Söder: Einladung zum AuswandernSPD-Konzept zur Erbschaftssteuer fällt bei der Union durch

Reiche Erben und große Familienunternehmen sollen mehr Steuern zahlen, schlägt die SPD vor. Die Pläne kommen beim Koalitionspartner nicht gut an. Unionsfraktionschef Spahn beklagt den Zeitpunkt, CSU-Chef Söder sieht die Reform bei den Bundesländern besser aufgehoben.
Die Reformpläne der SPD für die Erbschaftsteuer gefährden aus der Sicht von CSU-Chef Markus Söder den Wirtschaftsstandort Deutschland. "Eine solche Steuerreform ist eine Einladung zur Auswanderung. Ganz einfach", sagte der bayerische Ministerpräsident nach der Klausur der CSU-Landtagsabgeordneten im oberfränkischen Kloster Banz.
Die SPD will reiche Erben stärker besteuern. Für Unternehmen soll es einen neuen Freibetrag von fünf Millionen Euro geben. Darunter liegende kleine und viele mittlere Unternehmen sollen steuerfrei übertragen werden können. Vermögenswerte über diesem Betrag sollen ab diesem Betrag progressiv besteuert werden.
Der CSU-Chef bemängelte negative Auswirkungen auf Investitionen. Würde die Reform umgesetzt, brauche sich die Bundesregierung keine Gedanken mehr um eine Senkung der Unternehmensteuer oder Sonderinvestitionsprogramme machen, "weil wir keinen haben, der es investiert", sagte Söder. Er lobte den Ansatz, die Steuerfreibeträge zu erhöhen, da diese regional unterschiedlich und unfair seien. "Deswegen, glaube ich, wäre der bessere Weg doch, dass wir die Erbschaftsteuer gleich regionalisieren." Das führe dann zwar zu mehr Wettbewerb unter den Bundesländern, aber das sei für ihn in Ordnung.

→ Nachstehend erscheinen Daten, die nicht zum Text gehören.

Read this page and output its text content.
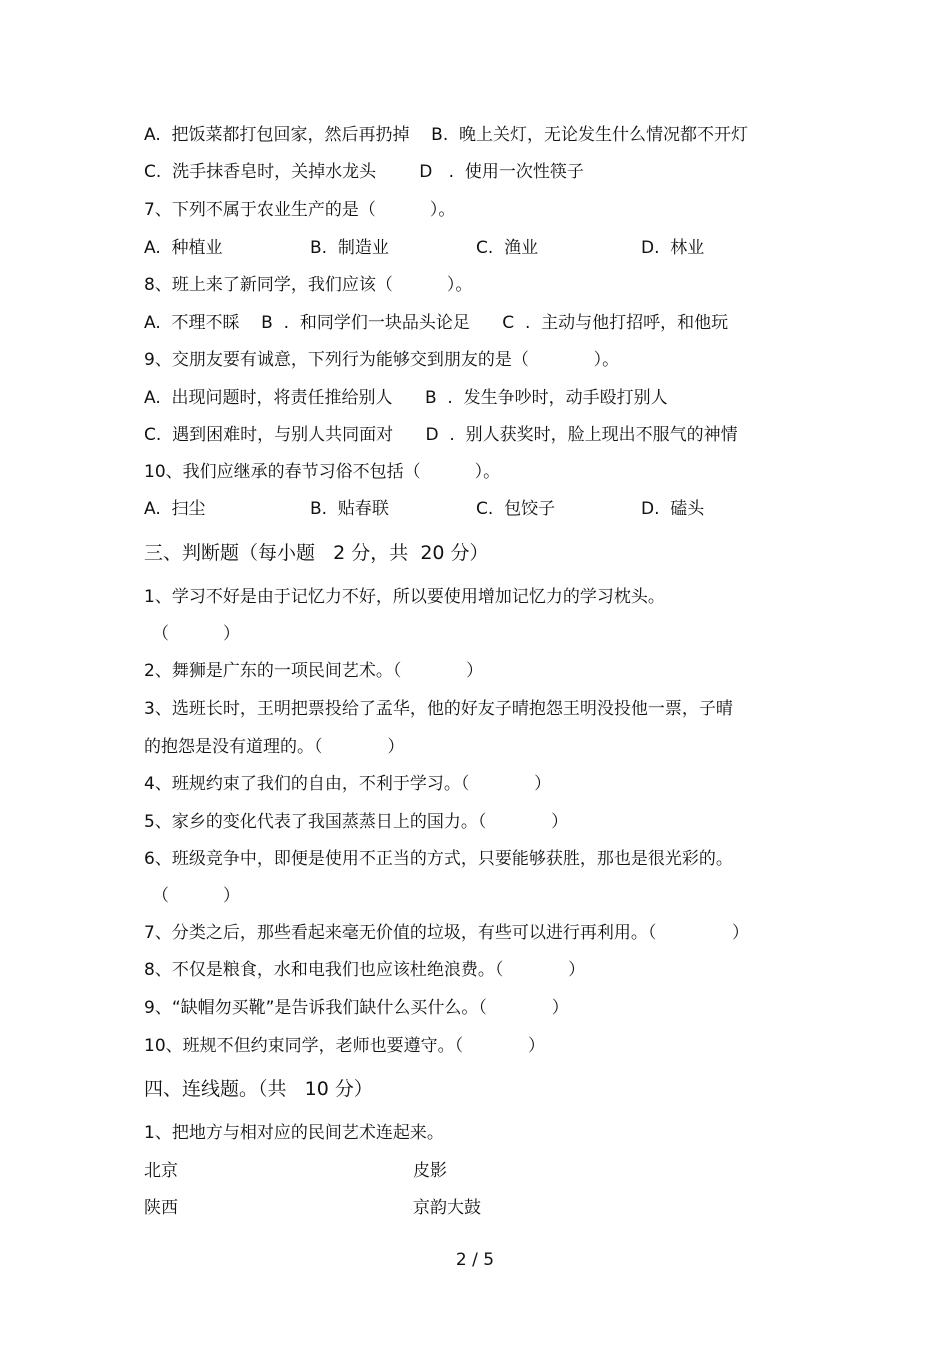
A.  把饭菜都打包回家，然后再扔掉    B.  晚上关灯，无论发生什么情况都不开灯
C.  洗手抹香皂时，关掉水龙头        D   .  使用一次性筷子
7、下列不属于农业生产的是（          ）。
A.  种植业	B.  制造业	C.  渔业	D.  林业
8、班上来了新同学，我们应该（          ）。
A.  不理不睬    B  .  和同学们一块品头论足      C  .  主动与他打招呼，和他玩
9、交朋友要有诚意，下列行为能够交到朋友的是（            ）。
A.  出现问题时，将责任推给别人      B  .  发生争吵时，动手殴打别人
C.  遇到困难时，与别人共同面对      D  .  别人获奖时，脸上现出不服气的神情
10、我们应继承的春节习俗不包括（          ）。
A.  扫尘	B.  贴春联	C.  包饺子	D.  磕头
三、判断题（每小题   2 分，共  20 分）
1、学习不好是由于记忆力不好，所以要使用增加记忆力的学习枕头。
（          ）
2、舞狮是广东的一项民间艺术。（            ）
3、选班长时，王明把票投给了孟华，他的好友子晴抱怨王明没投他一票，子晴
的抱怨是没有道理的。（            ）
4、班规约束了我们的自由，不利于学习。（            ）
5、家乡的变化代表了我国蒸蒸日上的国力。（            ）
6、班级竞争中，即便是使用不正当的方式，只要能够获胜，那也是很光彩的。
（          ）
7、分类之后，那些看起来毫无价值的垃圾，有些可以进行再利用。（              ）
8、不仅是粮食，水和电我们也应该杜绝浪费。（            ）
9、“缺帽勿买靴”是告诉我们缺什么买什么。（            ）
10、班规不但约束同学，老师也要遵守。（            ）
四、连线题。（共   10 分）
1、把地方与相对应的民间艺术连起来。
北京	皮影
陕西	京韵大鼓
2 / 5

"Wird es mit der Union nicht geben"
Auch CDU/CSU-Fraktionschef Jens Spahn konnte den Plänen der SPD nichts abgewinnen. In Deutschland sehe man gerade erste Anzeichen von Wachstum. "Wir haben möglicherweise, wenn wir jetzt alles richtig machen, die Talsohle erreicht und kommen in einen Pfad des Wachstums", sagte Spahn vor der ersten Sitzung der Unionsfraktion in diesem Jahr. Die Debatte um die Erbschaftssteuer komme daher zum falschen Zeitpunkt.

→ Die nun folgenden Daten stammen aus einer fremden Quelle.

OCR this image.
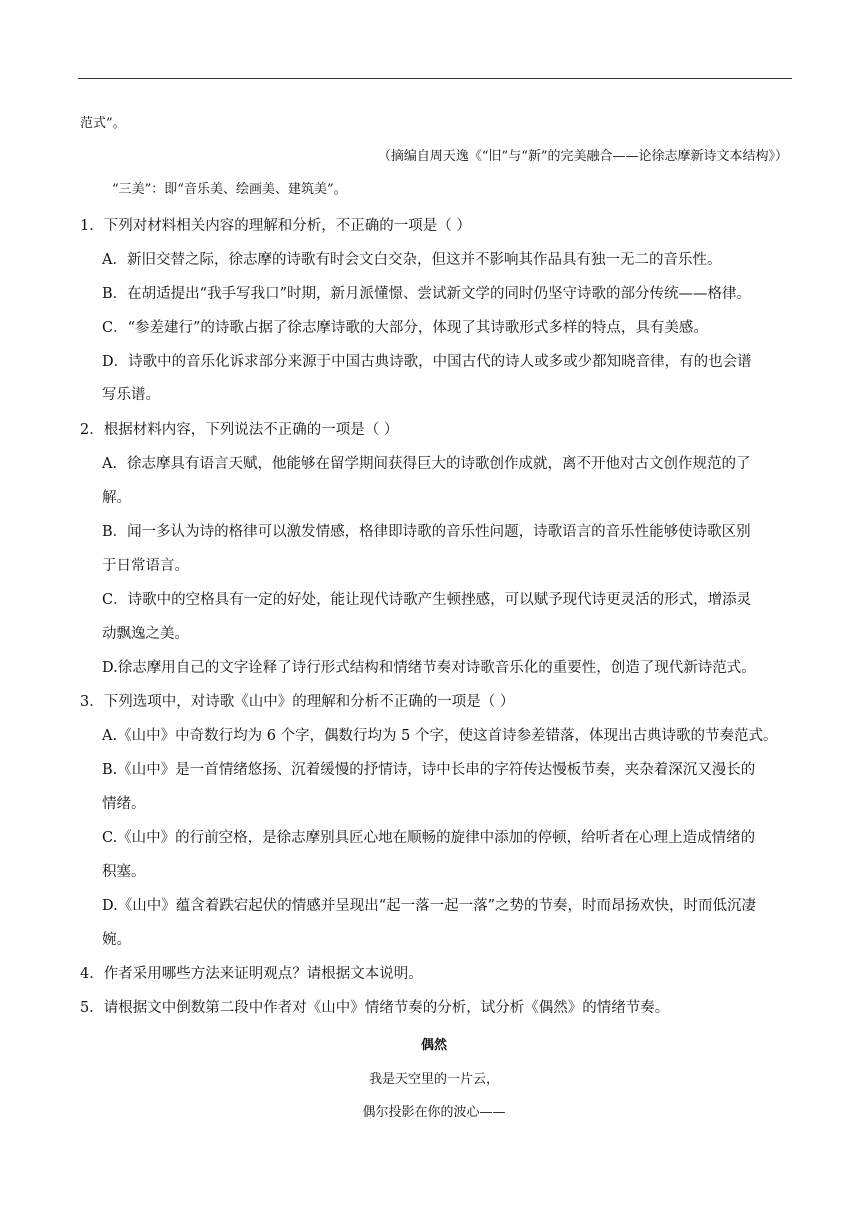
范式”。
（摘编自周天逸《“旧”与“新”的完美融合——论徐志摩新诗文本结构》）
“三美”：即“音乐美、绘画美、建筑美”。
1．下列对材料相关内容的理解和分析，不正确的一项是（ ）
A．新旧交替之际，徐志摩的诗歌有时会文白交杂，但这并不影响其作品具有独一无二的音乐性。
B．在胡适提出“我手写我口”时期，新月派懂憬、尝试新文学的同时仍坚守诗歌的部分传统——格律。
C．“参差建行”的诗歌占据了徐志摩诗歌的大部分，体现了其诗歌形式多样的特点，具有美感。
D．诗歌中的音乐化诉求部分来源于中国古典诗歌，中国古代的诗人或多或少都知晓音律，有的也会谱
写乐谱。
2．根据材料内容，下列说法不正确的一项是（ ）
A．徐志摩具有语言天赋，他能够在留学期间获得巨大的诗歌创作成就，离不开他对古文创作规范的了
解。
B．闻一多认为诗的格律可以激发情感，格律即诗歌的音乐性问题，诗歌语言的音乐性能够使诗歌区别
于日常语言。
C．诗歌中的空格具有一定的好处，能让现代诗歌产生顿挫感，可以赋予现代诗更灵活的形式，增添灵
动飘逸之美。
D.徐志摩用自己的文字诠释了诗行形式结构和情绪节奏对诗歌音乐化的重要性，创造了现代新诗范式。
3．下列选项中，对诗歌《山中》的理解和分析不正确的一项是（ ）
A.《山中》中奇数行均为 6 个字，偶数行均为 5 个字，使这首诗参差错落，体现出古典诗歌的节奏范式。
B.《山中》是一首情绪悠扬、沉着缓慢的抒情诗，诗中长串的字符传达慢板节奏，夹杂着深沉又漫长的
情绪。
C.《山中》的行前空格，是徐志摩别具匠心地在顺畅的旋律中添加的停顿，给听者在心理上造成情绪的
积塞。
D.《山中》蕴含着跌宕起伏的情感并呈现出“起一落一起一落”之势的节奏，时而昂扬欢快，时而低沉凄
婉。
4．作者采用哪些方法来证明观点？请根据文本说明。
5．请根据文中倒数第二段中作者对《山中》情绪节奏的分析，试分析《偶然》的情绪节奏。
偶然
我是天空里的一片云，
偶尔投影在你的波心——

Der parlamentarische Geschäftsführer der Union, Steffen Bilger, forderte, zunächst das Urteil des Bundesverfassungsgerichts zur Erbschaftsteuer abzuwarten. "Gleichzeitig hat angesichts der wirtschaftlichen Umstände all das Priorität, was die Wirtschaft stärkt", betonte er. Eine Erbschaftsteuerreform, die den Fortbestand mittelständischer Unternehmen gefährde, werde es daher mit der Union nicht geben.

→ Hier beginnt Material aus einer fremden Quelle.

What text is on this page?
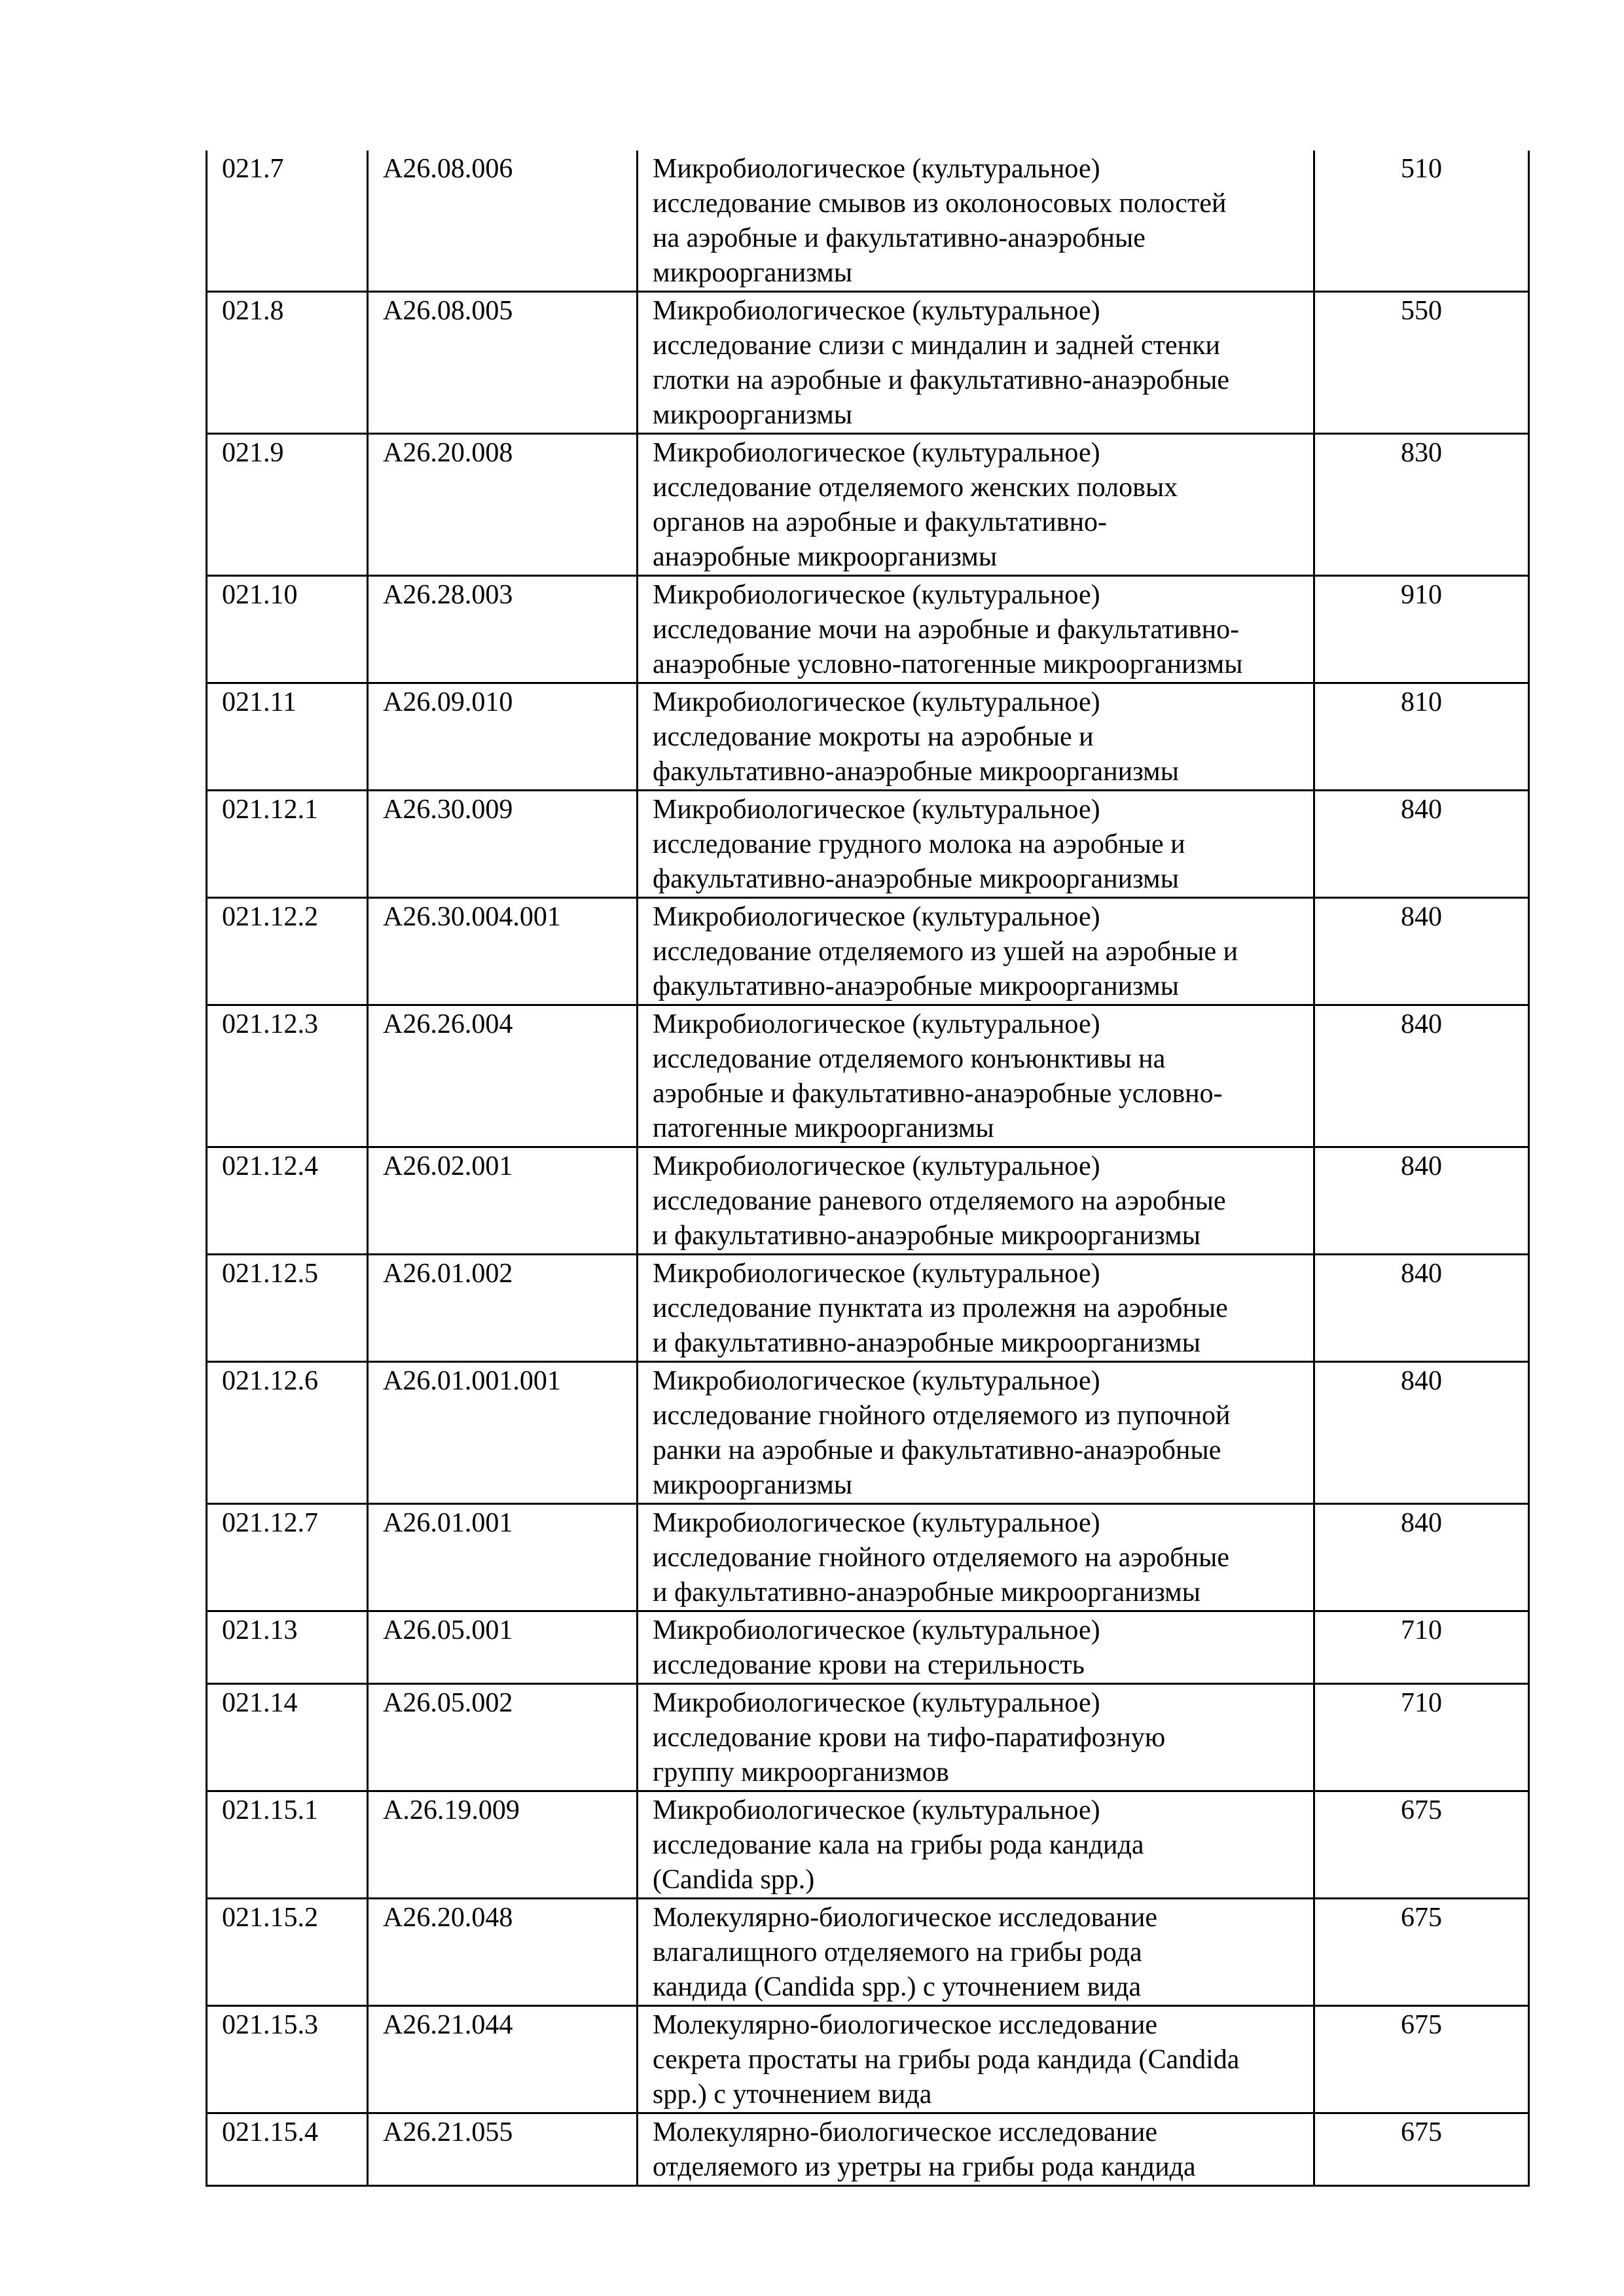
021.7	A26.08.006	Микробиологическое (культуральное)
исследование смывов из околоносовых полостей
на аэробные и факультативно-анаэробные
микроорганизмы	510
021.8	A26.08.005	Микробиологическое (культуральное)
исследование слизи с миндалин и задней стенки
глотки на аэробные и факультативно-анаэробные
микроорганизмы	550
021.9	A26.20.008	Микробиологическое (культуральное)
исследование отделяемого женских половых
органов на аэробные и факультативно-
анаэробные микроорганизмы	830
021.10	A26.28.003	Микробиологическое (культуральное)
исследование мочи на аэробные и факультативно-
анаэробные условно-патогенные микроорганизмы	910
021.11	A26.09.010	Микробиологическое (культуральное)
исследование мокроты на аэробные и
факультативно-анаэробные микроорганизмы	810
021.12.1	A26.30.009	Микробиологическое (культуральное)
исследование грудного молока на аэробные и
факультативно-анаэробные микроорганизмы	840
021.12.2	A26.30.004.001	Микробиологическое (культуральное)
исследование отделяемого из ушей на аэробные и
факультативно-анаэробные микроорганизмы	840
021.12.3	A26.26.004	Микробиологическое (культуральное)
исследование отделяемого конъюнктивы на
аэробные и факультативно-анаэробные условно-
патогенные микроорганизмы	840
021.12.4	A26.02.001	Микробиологическое (культуральное)
исследование раневого отделяемого на аэробные
и факультативно-анаэробные микроорганизмы	840
021.12.5	A26.01.002	Микробиологическое (культуральное)
исследование пунктата из пролежня на аэробные
и факультативно-анаэробные микроорганизмы	840
021.12.6	A26.01.001.001	Микробиологическое (культуральное)
исследование гнойного отделяемого из пупочной
ранки на аэробные и факультативно-анаэробные
микроорганизмы	840
021.12.7	A26.01.001	Микробиологическое (культуральное)
исследование гнойного отделяемого на аэробные
и факультативно-анаэробные микроорганизмы	840
021.13	A26.05.001	Микробиологическое (культуральное)
исследование крови на стерильность	710
021.14	A26.05.002	Микробиологическое (культуральное)
исследование крови на тифо-паратифозную
группу микроорганизмов	710
021.15.1	A.26.19.009	Микробиологическое (культуральное)
исследование кала на грибы рода кандида
(Candida spp.)	675
021.15.2	A26.20.048	Молекулярно-биологическое исследование
влагалищного отделяемого на грибы рода
кандида (Candida spp.) с уточнением вида	675
021.15.3	A26.21.044	Молекулярно-биологическое исследование
секрета простаты на грибы рода кандида (Candida
spp.) с уточнением вида	675
021.15.4	A26.21.055	Молекулярно-биологическое исследование
отделяемого из уретры на грибы рода кандида	675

CSU-Landesgruppenchef Alexander Hoffmann lehnte die SPD-Pläne als "leistungsfeindlich" ab. Solche Debatten hätten das Potenzial, Investitionen abzuwürgen, warnte er. "Die Intention, die ist doch klar: Es geht da wieder einmal mehr um Vermögensumverteilung und Vermögenszerschlagung." Der Chef der CSU-Abgeordneten im Bundestag warb für das Konzept seiner Partei, die Vermögensteuer zu regionalisieren, ihre Ausgestaltung also den Bundesländern zu überlassen.